So I read Michael Elkon’s “how could everybody get the SEC West wrong?” piece and suddenly it dawned on me – Georgia was simply ahead of the curve on the conference’s season of disappointment.
I mean, think about it. Here’s where Elkon’s coming from:
In the regular season, the SEC West was a perfect 28-0 in non-conference games. When the league was en route to its flawless out-of-conference performance, some numbskull was using the Simple Rating System to ask whether the division was the best since conferences started splitting in half.
Georgia, too, was an advanced stats darling. The Dawgs are fifth in Football Outsiders F/+ rankings. Seventh in regular season SRS. Sagarin has them fifth. And they’re fifth in CFBMatrix’ scoring efficiency rankings. (There are more out there, but you get the gist.)

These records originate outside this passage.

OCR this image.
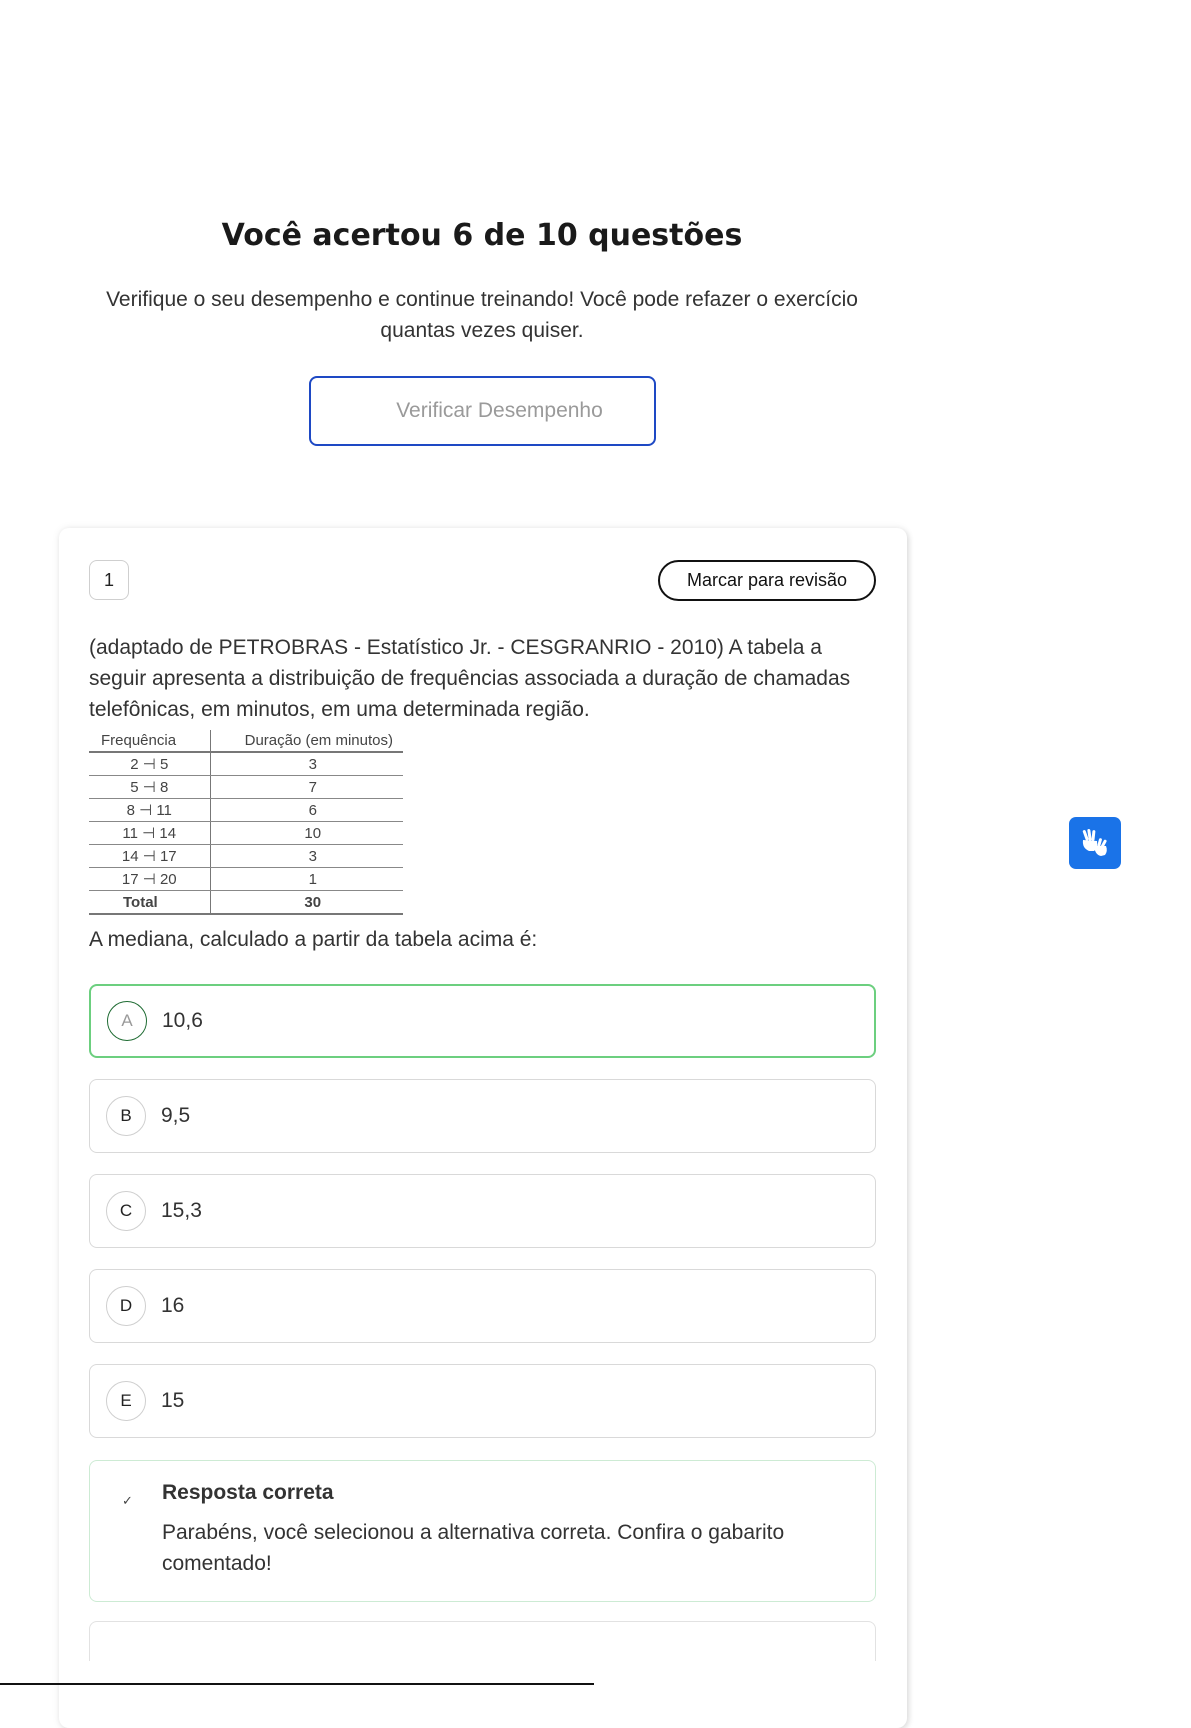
Você acertou 6 de 10 questões

Verifique o seu desempenho e continue treinando! Você pode refazer o exercício quantas vezes quiser.

Verificar Desempenho
1	Marcar para revisão

(adaptado de PETROBRAS - Estatístico Jr. - CESGRANRIO - 2010) A tabela a seguir apresenta a distribuição de frequências associada a duração de chamadas telefônicas, em minutos, em uma determinada região.

Frequência	Duração (em minutos)
2 ⊣ 5	3
5 ⊣ 8	7
8 ⊣ 11	6
11 ⊣ 14	10
14 ⊣ 17	3
17 ⊣ 20	1
Total	30

A mediana, calculado a partir da tabela acima é:

A	10,6
B	9,5
C	15,3
D	16
E	15
✓ Resposta correta

Parabéns, você selecionou a alternativa correta. Confira o gabarito comentado!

So how is this a team that wound up not even winning its division, let alone playing for a slot in the inaugural college football playoff? Welp, I think I’m going to outsource the answer to that question to Bill Connelly, who had this to say in the wake of Georgia’s win in the Belk Bowl:
Georgia lost to South Carolina, lost badly to Florida, lost the best running back in college football midway through the season, lost the SEC East to a team it beat by 34 points on the road … and finished fifth in the F/+ rankings. And I can totally justify it. Play for play, drive for drive, the Dawgs’ brilliant moments outnumbered their mediocre ones. It’s just that quite a few of those mediocre moments happened on two specific Saturdays in Jacksonville and Columbia East. Spread out those bad moments, and you go 12-1. Or better.
Not a lot of derp, in other words, but just enough, and concentrated in just the right moments to maximize its effect. And that’s how you negate so much good coaching work that got done this season, on special teams, on turnover margin, on managing field position, on maximizing offensive skill position talent… hell, you get the idea.